Malgré les incroyables difficultés, les drames inimaginables, le chaos chronique, l'Algérie ne sombre pas. Si d'un côté nous sommes abreuvés de documents toujours plus alarmistes, d'informations sinistres qui font force de loi, d'images irrécusables, de l'autre, tout lecteur ou voyageur un peu curieux est fondé à prendre espoir en présence d'une telle énergie, d'une telle vitalité; nous sommes là devant quelque chose qui fait toujours un peu peur : un pays neuf, un pays jeune, auquel on ne saurait appliquer ces termes horribles de en voie de développement ou de émergent : "l'humanitaire" n'y a pas de prise.
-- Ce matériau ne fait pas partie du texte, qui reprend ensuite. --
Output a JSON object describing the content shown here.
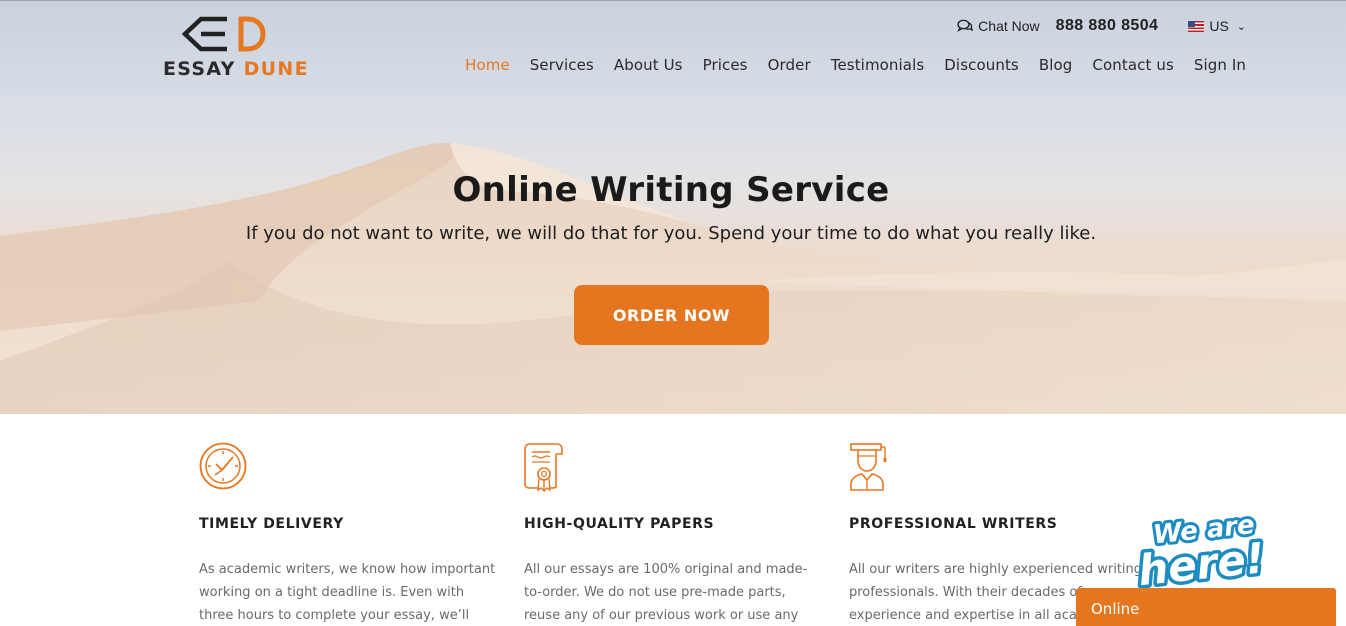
{
  "brand": {
    "logo_word1": "ESSAY",
    "logo_word2": "DUNE",
    "accent": "#e87722",
    "text_dark": "#2b2b2b"
  },
  "topbar": {
    "chat_label": "Chat Now",
    "phone": "888 880 8504",
    "locale": "US"
  },
  "nav": {
    "items": [
      {
        "label": "Home",
        "active": true
      },
      {
        "label": "Services"
      },
      {
        "label": "About Us"
      },
      {
        "label": "Prices"
      },
      {
        "label": "Order"
      },
      {
        "label": "Testimonials"
      },
      {
        "label": "Discounts"
      },
      {
        "label": "Blog"
      },
      {
        "label": "Contact us"
      },
      {
        "label": "Sign In"
      }
    ]
  },
  "hero": {
    "title": "Online Writing Service",
    "subtitle": "If you do not want to write, we will do that for you. Spend your time to do what you really like.",
    "cta_label": "ORDER NOW"
  },
  "features": [
    {
      "icon": "clock-icon",
      "title": "TIMELY DELIVERY",
      "text": "As academic writers, we know how important working on a tight deadline is. Even with three hours to complete your essay, we’ll deliver it"
    },
    {
      "icon": "certificate-icon",
      "title": "HIGH-QUALITY PAPERS",
      "text": "All our essays are 100% original and made-to-order. We do not use pre-made parts, reuse any of our previous work or use any papers"
    },
    {
      "icon": "graduate-icon",
      "title": "PROFESSIONAL WRITERS",
      "text": "All our writers are highly experienced writing professionals. With their decades of experience and expertise in all acad"
    }
  ],
  "chat_widget": {
    "badge_line1": "We are",
    "badge_line2": "here!",
    "status": "Online"
  }
}
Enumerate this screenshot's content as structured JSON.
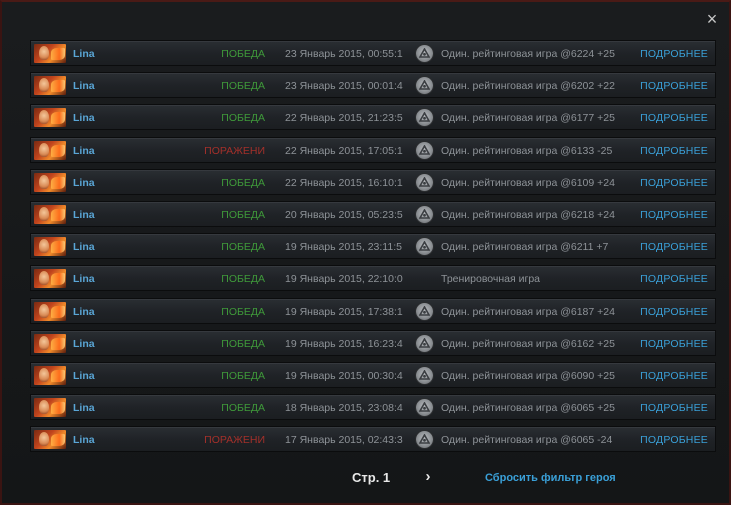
{
  "close_symbol": "×",
  "hero_icon": "lina-portrait-icon",
  "mode_icon": "ranked-medal-icon",
  "matches": [
    {
      "hero": "Lina",
      "result": "ПОБЕДА",
      "outcome": "win",
      "date": "23 Январь 2015, 00:55:1",
      "mode": "Один. рейтинговая игра @6224 +25",
      "ranked": true,
      "details": "ПОДРОБНЕЕ"
    },
    {
      "hero": "Lina",
      "result": "ПОБЕДА",
      "outcome": "win",
      "date": "23 Январь 2015, 00:01:4",
      "mode": "Один. рейтинговая игра @6202 +22",
      "ranked": true,
      "details": "ПОДРОБНЕЕ"
    },
    {
      "hero": "Lina",
      "result": "ПОБЕДА",
      "outcome": "win",
      "date": "22 Январь 2015, 21:23:5",
      "mode": "Один. рейтинговая игра @6177 +25",
      "ranked": true,
      "details": "ПОДРОБНЕЕ"
    },
    {
      "hero": "Lina",
      "result": "ПОРАЖЕНИ",
      "outcome": "loss",
      "date": "22 Январь 2015, 17:05:1",
      "mode": "Один. рейтинговая игра @6133 -25",
      "ranked": true,
      "details": "ПОДРОБНЕЕ"
    },
    {
      "hero": "Lina",
      "result": "ПОБЕДА",
      "outcome": "win",
      "date": "22 Январь 2015, 16:10:1",
      "mode": "Один. рейтинговая игра @6109 +24",
      "ranked": true,
      "details": "ПОДРОБНЕЕ"
    },
    {
      "hero": "Lina",
      "result": "ПОБЕДА",
      "outcome": "win",
      "date": "20 Январь 2015, 05:23:5",
      "mode": "Один. рейтинговая игра @6218 +24",
      "ranked": true,
      "details": "ПОДРОБНЕЕ"
    },
    {
      "hero": "Lina",
      "result": "ПОБЕДА",
      "outcome": "win",
      "date": "19 Январь 2015, 23:11:5",
      "mode": "Один. рейтинговая игра @6211 +7",
      "ranked": true,
      "details": "ПОДРОБНЕЕ"
    },
    {
      "hero": "Lina",
      "result": "ПОБЕДА",
      "outcome": "win",
      "date": "19 Январь 2015, 22:10:0",
      "mode": "Тренировочная игра",
      "ranked": false,
      "details": "ПОДРОБНЕЕ"
    },
    {
      "hero": "Lina",
      "result": "ПОБЕДА",
      "outcome": "win",
      "date": "19 Январь 2015, 17:38:1",
      "mode": "Один. рейтинговая игра @6187 +24",
      "ranked": true,
      "details": "ПОДРОБНЕЕ"
    },
    {
      "hero": "Lina",
      "result": "ПОБЕДА",
      "outcome": "win",
      "date": "19 Январь 2015, 16:23:4",
      "mode": "Один. рейтинговая игра @6162 +25",
      "ranked": true,
      "details": "ПОДРОБНЕЕ"
    },
    {
      "hero": "Lina",
      "result": "ПОБЕДА",
      "outcome": "win",
      "date": "19 Январь 2015, 00:30:4",
      "mode": "Один. рейтинговая игра @6090 +25",
      "ranked": true,
      "details": "ПОДРОБНЕЕ"
    },
    {
      "hero": "Lina",
      "result": "ПОБЕДА",
      "outcome": "win",
      "date": "18 Январь 2015, 23:08:4",
      "mode": "Один. рейтинговая игра @6065 +25",
      "ranked": true,
      "details": "ПОДРОБНЕЕ"
    },
    {
      "hero": "Lina",
      "result": "ПОРАЖЕНИ",
      "outcome": "loss",
      "date": "17 Январь 2015, 02:43:3",
      "mode": "Один. рейтинговая игра @6065 -24",
      "ranked": true,
      "details": "ПОДРОБНЕЕ"
    }
  ],
  "pagination": {
    "page_label": "Стр. 1",
    "next_symbol": "›"
  },
  "reset_filter": "Сбросить фильтр героя",
  "colors": {
    "win": "#3f9a3a",
    "loss": "#a4302a",
    "link": "#3aa0d8",
    "hero": "#5aa6d6"
  }
}
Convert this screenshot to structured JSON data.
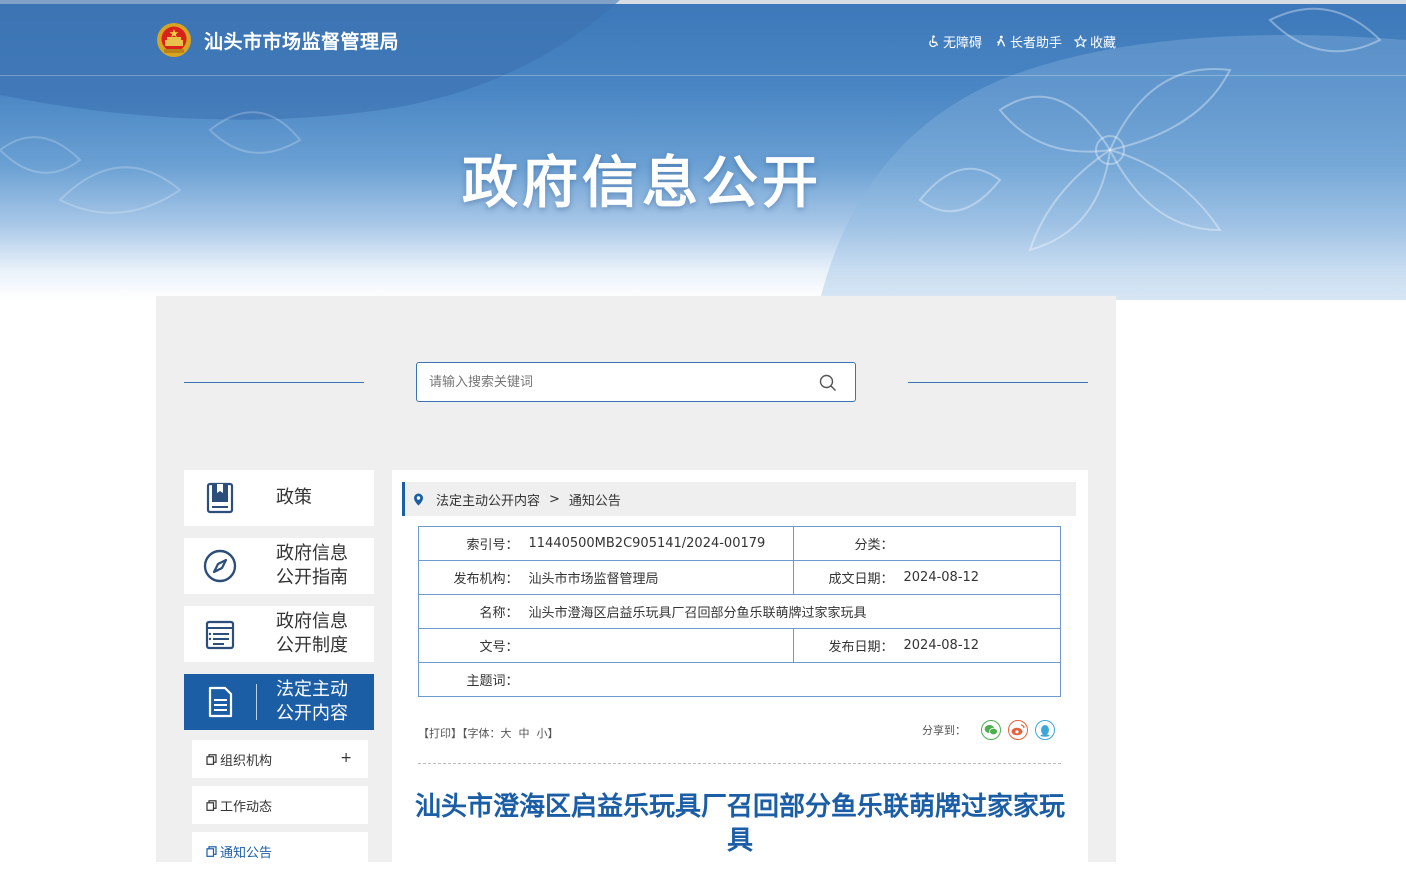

Un pays enfin en possession de son histoire.


Ces quelques préliminaires pour justifier le titre que nous avons donné à notre catalogue. Le travail de dépouillement a permis aux auteurs de réaliser que ces textes, documents ou fictions, qu'ils émanent d'Algériens musulmans, juifs, pieds-noirs, ou de Français plus ou moins bien intentionnés, lorsqu'on les confronte dans la longue durée, expriment irréfutablement l'existence d'une culture forte, pérenne, indépendante. Notre but sera d'en convaincre le lecteur en le renvoyant à ces textes.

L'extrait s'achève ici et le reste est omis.